The term Big Data has created a lot of hype already in the business world. Hadoop and Spark are both Big Data frameworks – they provide some of the most popular tools used to carry out common Big Data-related tasks. In this blog, we will cover what is the difference between Spark and Hadoop MapReduce.
Spark – It is an open source big data framework. It provides faster and more general purpose data processing engine. Spark is basically designed for fast computation. It also covers a wide range of workloads for example batch, interactive, iterative and streaming.
Hadoop MapReduce – It is also an open source framework for writing applications. It also processes structured and unstructured data that are stored in HDFS. Hadoop MapReduce is designed in a way to process a large volume of data on a cluster of commodity hardware. MapReduce can process data in batch mode.
Hadoop: Apache Hadoop provides batch processing. Hadoop developers a great deal in creating new algorithms and component stack to improve access to large scale batch processing.

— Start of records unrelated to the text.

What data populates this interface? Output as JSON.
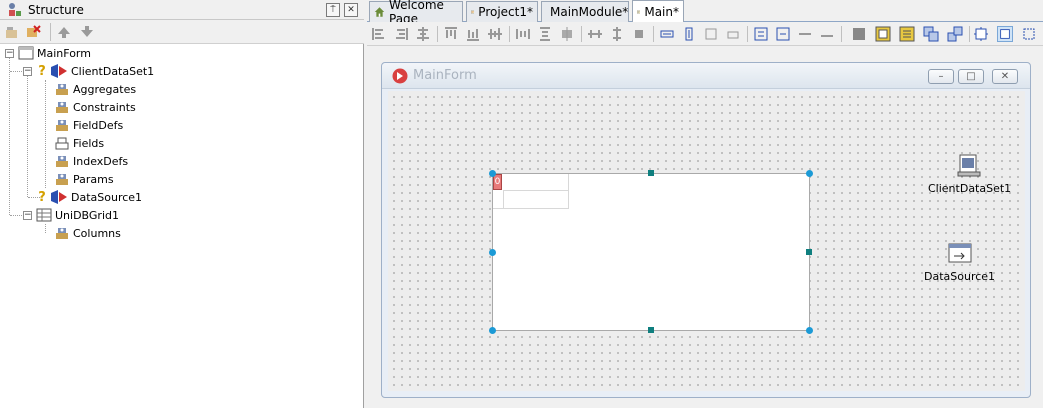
{
  "structure": {
    "title": "Structure",
    "pin_label": "⍑",
    "close_label": "✕",
    "tree": [
      {
        "label": "MainForm",
        "icon": "form-icon"
      },
      {
        "label": "ClientDataSet1",
        "icon": "dataset-icon",
        "warn": "?"
      },
      {
        "label": "Aggregates",
        "icon": "property-icon"
      },
      {
        "label": "Constraints",
        "icon": "property-icon"
      },
      {
        "label": "FieldDefs",
        "icon": "property-icon"
      },
      {
        "label": "Fields",
        "icon": "fields-icon"
      },
      {
        "label": "IndexDefs",
        "icon": "property-icon"
      },
      {
        "label": "Params",
        "icon": "property-icon"
      },
      {
        "label": "DataSource1",
        "icon": "datasource-icon",
        "warn": "?"
      },
      {
        "label": "UniDBGrid1",
        "icon": "grid-icon"
      },
      {
        "label": "Columns",
        "icon": "property-icon"
      }
    ]
  },
  "tabs": [
    {
      "label": "Welcome Page",
      "icon": "home-icon",
      "active": false
    },
    {
      "label": "Project1*",
      "icon": "project-icon",
      "active": false
    },
    {
      "label": "MainModule*",
      "icon": "module-icon",
      "active": false
    },
    {
      "label": "Main*",
      "icon": "unit-icon",
      "active": true
    }
  ],
  "form": {
    "caption": "MainForm",
    "min_label": "–",
    "max_label": "□",
    "close_label": "✕",
    "grid_marker": "0"
  },
  "components": [
    {
      "label": "ClientDataSet1",
      "icon": "clientdataset-icon"
    },
    {
      "label": "DataSource1",
      "icon": "datasource-icon"
    }
  ],
  "colors": {
    "accent": "#1b9ad6",
    "handle": "#0f7f7f",
    "warning": "#d4a000"
  }
}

MapReduce is Hadoop’s native batch processing engine. Several components or layers (like YARN, HDFS etc) in modern versions of Hadoop allow easy processing of batch data. Since MapReduce is about permanent storage, it stores data on disk, which means it can handle large datasets. MapReduce is scalable and has proved its efficacy to deal with tens of thousands of nodes. However, Hadoop’s data processing is slow as MapReduce operates in various sequential steps.
Spark: Apache Spark is a good fit for both batch processing and stream processing, meaning it’s a hybrid processing framework. Spark speeds up batch processing via in-memory computation and processing optimization. It’s a nice alternative for streaming workloads, interactive queries, and machine-based learning. Spark can also work with Hadoop and its modules. The real-time data processing capability makes Spark a top choice for big data analytics.

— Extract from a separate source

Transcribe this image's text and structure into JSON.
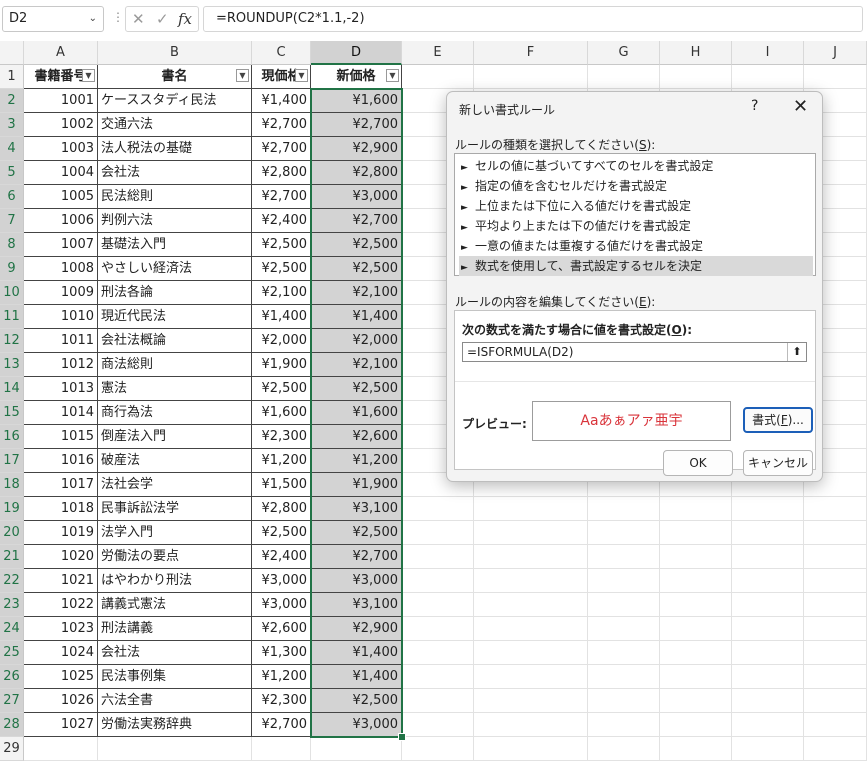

Resilient Distributed Dataset (RDD) allows Spark to transparently store data on the memory, and send to disk only what’s important or needed. As a result, a lot of time that is spent on the disc read and write is saved.
Spark – It can process real-time data i.e. data coming from the real-time event streams at the rate of millions of events per second, e.g. Twitter data for instance or Facebook sharing/posting. Spark’s strength is the ability to process live streams efficiently.
Hadoop MapReduce –MapReduce fails when it comes to real-time data processing as it was designed to perform batch processing on voluminous amounts of data.